Далмау, стоящий перед доном Рикардо, нахмурился и потупил взгляд. Этот толстяк, развалившийся в кресле и кутающийся в одеяло, будто старуха, наверное, прав: никто его не хватится, не станет искать. Вспышкой молнии мелькнуло воспоминание о том дне, когда он ворвался в дом своей матери и обокрал ее, чтобы купить наркотик. Крики, брань, его дрожащие руки, лихорадочно шарящие в поисках денег, вещей на продажу… И даже сейчас он подозревал: что-то от него ускользало, образы, взрывающиеся в мозгу, были неполными, за ними скрывалась реальность, от которой все сожмется внутри и накатит тоска вроде той, давешней, уже оставленной в прошлом. А Эмма? Помнится, она была замужем за каменщиком, ждала от него ребенка. У него не оставалось никого, даже тех, с кем он вместе работал. Растратив скопленные деньги, которые он хранил в доме матери, и спустив все, что у нее украл, то немногое, что у нее было, он явился на фабрику изразцов забрать то, что ему принадлежало: наброски, картины, халат, чтобы и это продать; может, хватило бы на несколько доз. Тут не осталось никаких его вещей, сообщил Пако суровым голосом, с угрюмой миной. Старик, которого он называл другом, смотрел ему в лицо, взглядом обвинял в смерти Урсулы, питал отвращение к тому, во что он превратился. Старикам позволено не скрывать своих чувств, зато Педро и Маурисио, парнишки, которые до сих пор жили на фабрике, следили за ним из окон украдкой.
«Их сожгли. – Старик буквально выплевывал слова. – В печах». Так велел сказать дон Мануэль в случае, если Далмау объявится. Сторож пошел еще дальше. Он сам, лично, их спалил, заверил Пако, шевеля в воздухе высохшими пальцами, показывая, как поднимается дым. «А у девочки были права?» – ответил Пако, когда Далмау заявил, что они не имели права распоряжаться его имуществом. Потом назвал его убийцей, уже повернувшись, уходя прочь.

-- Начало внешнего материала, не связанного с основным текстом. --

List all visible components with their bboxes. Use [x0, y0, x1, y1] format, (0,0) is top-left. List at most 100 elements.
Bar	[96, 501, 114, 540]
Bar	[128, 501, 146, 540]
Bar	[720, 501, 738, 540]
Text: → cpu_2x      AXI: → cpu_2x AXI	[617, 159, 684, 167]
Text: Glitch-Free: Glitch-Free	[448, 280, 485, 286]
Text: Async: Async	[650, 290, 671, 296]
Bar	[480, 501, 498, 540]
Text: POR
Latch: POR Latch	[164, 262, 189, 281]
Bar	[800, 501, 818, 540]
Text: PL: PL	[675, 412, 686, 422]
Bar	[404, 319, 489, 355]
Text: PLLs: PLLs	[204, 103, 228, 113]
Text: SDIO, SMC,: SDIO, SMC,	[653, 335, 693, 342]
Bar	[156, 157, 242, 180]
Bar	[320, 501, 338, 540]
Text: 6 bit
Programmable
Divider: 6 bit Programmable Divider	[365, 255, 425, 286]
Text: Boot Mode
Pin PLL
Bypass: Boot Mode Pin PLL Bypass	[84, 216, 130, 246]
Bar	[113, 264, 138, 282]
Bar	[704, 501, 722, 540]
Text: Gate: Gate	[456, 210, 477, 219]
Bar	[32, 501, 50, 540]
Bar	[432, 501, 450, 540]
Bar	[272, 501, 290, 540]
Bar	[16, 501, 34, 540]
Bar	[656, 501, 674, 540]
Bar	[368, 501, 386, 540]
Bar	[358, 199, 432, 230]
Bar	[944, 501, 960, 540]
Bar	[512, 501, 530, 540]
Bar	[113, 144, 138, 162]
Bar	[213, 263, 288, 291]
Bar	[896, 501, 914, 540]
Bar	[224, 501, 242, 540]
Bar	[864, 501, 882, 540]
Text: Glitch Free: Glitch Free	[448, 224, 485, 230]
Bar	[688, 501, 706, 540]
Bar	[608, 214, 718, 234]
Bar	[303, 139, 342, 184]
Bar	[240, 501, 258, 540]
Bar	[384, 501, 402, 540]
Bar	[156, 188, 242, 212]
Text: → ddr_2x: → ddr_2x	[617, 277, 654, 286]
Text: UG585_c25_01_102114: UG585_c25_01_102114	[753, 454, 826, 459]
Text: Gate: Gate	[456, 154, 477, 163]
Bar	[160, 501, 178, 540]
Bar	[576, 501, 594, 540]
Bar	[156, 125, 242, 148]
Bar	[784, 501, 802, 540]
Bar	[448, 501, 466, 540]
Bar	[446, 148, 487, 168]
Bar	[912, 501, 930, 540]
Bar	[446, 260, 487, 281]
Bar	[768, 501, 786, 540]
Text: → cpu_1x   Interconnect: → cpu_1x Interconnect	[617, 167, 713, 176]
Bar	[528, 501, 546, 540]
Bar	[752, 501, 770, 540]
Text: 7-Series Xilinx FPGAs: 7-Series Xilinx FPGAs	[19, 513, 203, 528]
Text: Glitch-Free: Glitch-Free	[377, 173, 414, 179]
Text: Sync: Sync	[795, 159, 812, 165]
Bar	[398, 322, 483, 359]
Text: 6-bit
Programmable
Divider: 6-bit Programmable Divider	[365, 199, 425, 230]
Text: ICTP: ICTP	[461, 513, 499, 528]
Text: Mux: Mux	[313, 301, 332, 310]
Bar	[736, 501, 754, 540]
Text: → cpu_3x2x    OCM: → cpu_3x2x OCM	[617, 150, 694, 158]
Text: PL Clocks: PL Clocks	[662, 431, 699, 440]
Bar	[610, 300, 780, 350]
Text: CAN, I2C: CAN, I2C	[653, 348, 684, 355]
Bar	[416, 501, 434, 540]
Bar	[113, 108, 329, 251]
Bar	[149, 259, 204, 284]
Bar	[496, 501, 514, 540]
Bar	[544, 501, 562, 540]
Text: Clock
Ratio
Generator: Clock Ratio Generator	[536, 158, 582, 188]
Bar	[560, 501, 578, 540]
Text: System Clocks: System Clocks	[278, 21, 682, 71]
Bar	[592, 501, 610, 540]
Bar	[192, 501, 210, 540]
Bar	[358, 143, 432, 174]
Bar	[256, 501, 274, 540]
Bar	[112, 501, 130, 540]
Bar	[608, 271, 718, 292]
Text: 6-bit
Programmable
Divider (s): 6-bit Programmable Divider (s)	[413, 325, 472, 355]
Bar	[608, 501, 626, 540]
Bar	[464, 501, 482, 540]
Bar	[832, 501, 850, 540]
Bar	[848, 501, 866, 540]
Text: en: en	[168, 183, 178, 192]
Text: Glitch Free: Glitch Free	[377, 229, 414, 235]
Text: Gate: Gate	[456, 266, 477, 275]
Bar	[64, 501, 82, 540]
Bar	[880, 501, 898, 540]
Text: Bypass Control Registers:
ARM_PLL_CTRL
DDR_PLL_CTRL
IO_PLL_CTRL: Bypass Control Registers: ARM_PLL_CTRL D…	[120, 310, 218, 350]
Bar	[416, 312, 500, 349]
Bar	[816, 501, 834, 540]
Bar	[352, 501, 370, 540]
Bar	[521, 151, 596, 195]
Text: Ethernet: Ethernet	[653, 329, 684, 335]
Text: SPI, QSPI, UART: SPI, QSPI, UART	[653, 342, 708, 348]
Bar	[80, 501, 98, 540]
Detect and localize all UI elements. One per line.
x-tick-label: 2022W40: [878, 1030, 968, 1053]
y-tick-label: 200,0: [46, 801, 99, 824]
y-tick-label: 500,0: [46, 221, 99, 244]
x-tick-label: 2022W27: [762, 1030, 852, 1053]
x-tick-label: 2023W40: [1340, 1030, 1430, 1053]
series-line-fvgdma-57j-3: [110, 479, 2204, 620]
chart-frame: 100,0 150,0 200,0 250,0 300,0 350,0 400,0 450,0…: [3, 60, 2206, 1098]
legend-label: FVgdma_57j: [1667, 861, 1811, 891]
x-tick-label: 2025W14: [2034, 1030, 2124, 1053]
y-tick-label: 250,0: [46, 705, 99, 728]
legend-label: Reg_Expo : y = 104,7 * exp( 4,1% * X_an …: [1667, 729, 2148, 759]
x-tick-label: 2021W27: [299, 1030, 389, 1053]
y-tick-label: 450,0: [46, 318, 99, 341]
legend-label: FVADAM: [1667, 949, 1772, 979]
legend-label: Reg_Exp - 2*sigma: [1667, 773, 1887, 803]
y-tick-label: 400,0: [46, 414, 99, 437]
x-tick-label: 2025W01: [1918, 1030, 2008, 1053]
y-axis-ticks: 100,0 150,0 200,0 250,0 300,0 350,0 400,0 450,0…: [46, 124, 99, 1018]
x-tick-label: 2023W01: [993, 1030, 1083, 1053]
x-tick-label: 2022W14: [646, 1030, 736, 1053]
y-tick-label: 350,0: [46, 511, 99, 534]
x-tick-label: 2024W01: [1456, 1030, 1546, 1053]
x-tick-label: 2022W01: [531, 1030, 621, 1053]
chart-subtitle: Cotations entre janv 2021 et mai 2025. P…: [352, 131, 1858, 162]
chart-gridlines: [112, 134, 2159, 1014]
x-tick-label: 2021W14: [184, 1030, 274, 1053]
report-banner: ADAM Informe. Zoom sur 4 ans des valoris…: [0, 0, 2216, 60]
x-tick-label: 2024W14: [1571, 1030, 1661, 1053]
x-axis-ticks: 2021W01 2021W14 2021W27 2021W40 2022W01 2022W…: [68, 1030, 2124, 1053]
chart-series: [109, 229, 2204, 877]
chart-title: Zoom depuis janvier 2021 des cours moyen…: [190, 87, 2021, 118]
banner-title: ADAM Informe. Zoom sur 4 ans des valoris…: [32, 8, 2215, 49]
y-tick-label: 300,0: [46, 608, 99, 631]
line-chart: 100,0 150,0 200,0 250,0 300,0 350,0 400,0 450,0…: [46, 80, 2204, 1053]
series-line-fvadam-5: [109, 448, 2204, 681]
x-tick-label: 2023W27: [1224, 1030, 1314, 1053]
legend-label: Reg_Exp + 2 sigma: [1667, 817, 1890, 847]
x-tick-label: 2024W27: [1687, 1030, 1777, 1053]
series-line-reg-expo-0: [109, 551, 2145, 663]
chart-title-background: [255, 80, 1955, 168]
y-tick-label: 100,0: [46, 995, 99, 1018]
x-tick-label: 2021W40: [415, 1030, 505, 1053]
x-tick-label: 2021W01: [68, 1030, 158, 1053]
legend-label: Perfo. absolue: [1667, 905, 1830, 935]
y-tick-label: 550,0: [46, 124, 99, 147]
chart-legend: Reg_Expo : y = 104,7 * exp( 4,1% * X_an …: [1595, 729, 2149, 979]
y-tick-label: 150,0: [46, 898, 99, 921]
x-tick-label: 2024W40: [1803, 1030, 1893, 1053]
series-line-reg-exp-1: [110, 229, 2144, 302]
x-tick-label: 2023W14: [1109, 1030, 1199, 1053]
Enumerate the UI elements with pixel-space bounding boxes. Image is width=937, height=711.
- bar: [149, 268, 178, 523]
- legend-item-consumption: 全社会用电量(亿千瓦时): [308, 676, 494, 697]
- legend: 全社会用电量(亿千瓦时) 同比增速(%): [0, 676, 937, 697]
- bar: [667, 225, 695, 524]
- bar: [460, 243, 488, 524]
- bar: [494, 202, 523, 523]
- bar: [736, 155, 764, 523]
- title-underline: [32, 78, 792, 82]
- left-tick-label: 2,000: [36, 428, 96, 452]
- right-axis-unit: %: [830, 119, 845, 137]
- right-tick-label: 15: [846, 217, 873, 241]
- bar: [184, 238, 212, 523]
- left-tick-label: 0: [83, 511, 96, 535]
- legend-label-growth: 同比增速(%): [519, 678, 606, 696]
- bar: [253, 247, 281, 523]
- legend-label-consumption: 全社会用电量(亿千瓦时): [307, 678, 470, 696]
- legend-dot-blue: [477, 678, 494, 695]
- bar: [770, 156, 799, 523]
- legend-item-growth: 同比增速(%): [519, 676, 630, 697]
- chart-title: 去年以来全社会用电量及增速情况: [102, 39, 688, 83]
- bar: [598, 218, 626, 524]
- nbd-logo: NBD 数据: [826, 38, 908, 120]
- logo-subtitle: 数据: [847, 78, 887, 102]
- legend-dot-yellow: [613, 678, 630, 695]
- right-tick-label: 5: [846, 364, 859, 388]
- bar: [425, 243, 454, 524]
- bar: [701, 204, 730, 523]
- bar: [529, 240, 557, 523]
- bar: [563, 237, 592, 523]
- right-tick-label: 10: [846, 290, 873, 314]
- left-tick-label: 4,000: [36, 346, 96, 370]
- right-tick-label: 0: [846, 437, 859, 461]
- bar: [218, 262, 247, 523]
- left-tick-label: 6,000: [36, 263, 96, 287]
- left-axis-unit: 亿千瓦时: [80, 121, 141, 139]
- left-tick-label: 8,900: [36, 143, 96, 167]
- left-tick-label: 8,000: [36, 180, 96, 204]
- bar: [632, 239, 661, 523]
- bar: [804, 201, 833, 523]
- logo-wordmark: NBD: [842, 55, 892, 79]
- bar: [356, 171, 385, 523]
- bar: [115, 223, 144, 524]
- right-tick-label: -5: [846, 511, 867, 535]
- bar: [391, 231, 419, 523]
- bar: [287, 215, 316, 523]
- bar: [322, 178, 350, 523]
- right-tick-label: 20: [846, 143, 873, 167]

«Убийца. Да правда ли это?» – спросил себя Далмау, поднимая взгляд на дона Рикардо, который сверлил его узенькими, слегка раскосыми глазками. В свое время морфин помог подавить сомнения и чувство вины, но теперь, ценой побоев достигнув спокойствия духа, он уже не был ни в чем уверен. Несмотря на неподатливость и надменность, Урсула была всего лишь наивной девушкой, пожелавшей испытать то, что семья, общество и Церковь от нее скрывали. Он вспомнил, в каком она была неописуемом восторге, когда после первого оргазма перед ней открылся целый мир наслаждений. Не будь он на следующий вечер под кайфом, Урсула бы не умерла.
– Почему же ты не убьешь меня? – Вопрос возник сам собой: может, это и есть решение, выход из незадавшейся жизни, где он только и делал, что заставлял страдать близких людей.
Предложив это, Далмау почувствовал страшное облегчение, но вот прозвучал ответ толстяка:
– Потому, что ты должен написать мне картину. Чтобы заняла пустое место вот на той стене. – Он показал довольно обширное пространство, куда собирался повесить портрет. – Когда закончишь, сможешь уйти с Маравильяс.
– С Маравильяс?
– Она тебя привела. Такой был с нищенкой уговор.
Далмау и не представлял себе, куда он еще пойдет, как не на улицу, к тому же под руку с
– С той едой, какую ты мне даешь, я никакого портрета написать не смогу, – вдруг, словно по наитию, проговорил он.
И вытянул руку ладонью вниз, растопырив пальцы: не нужно было ни напрягаться, ни прикидываться – от запястья до кончиков ногтей вся рука дрожала.